The California initiative to legalize marijuana, which had been relying on stoking grass-roots support, so to speak, got a major spark when the Golden State’s largest labor union endorsed Proposition 19 on the November ballot. The backing of the Service Employees International Union could be a boon to the effort, according to the Los Angeles Times
, which reported that the campaign has not been able to generate enough money for TV ads.
The 700,000-member SEIU is considered a major force in California politics, although the Times noted that it’s not clear whether the union will add financial and human resources to its endorsement.
Union President Bill A. Lloyd wrote a letter to the campaign saying, "As you know, our primary objective in the 2010 election is targeting the top of the ticket.

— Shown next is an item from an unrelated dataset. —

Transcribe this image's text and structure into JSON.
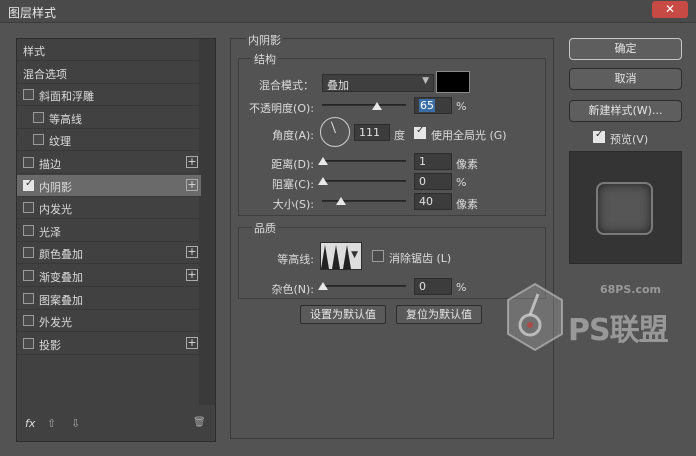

The lion's share of our focus and resources are targeted at electing Jerry Brown as our next governor, but we look forward to joining you in any way we can to help pass Proposition 19."
The union decided to back the initiative because of its potential to raise money to avoid budget cuts healthcare, home care, education and services for children, families, the elderly, and people with disabilities, Lloyd wrote. "These new revenues will help the state and local governments protect and invest in jobs we need to provide for our families," he wrote.
The initiative, which would allow people 21 and older to grow and possess marijuana, would not authorize any state taxes but rather, would allow cities and counties to approve selling marijuana and taxing the proceeds.
Opposition spokesman Roger Salazar said the initiative does not guarantee new revenues, and the Times quoted him as saying, "It strikes me that they have been sold a bill of goods."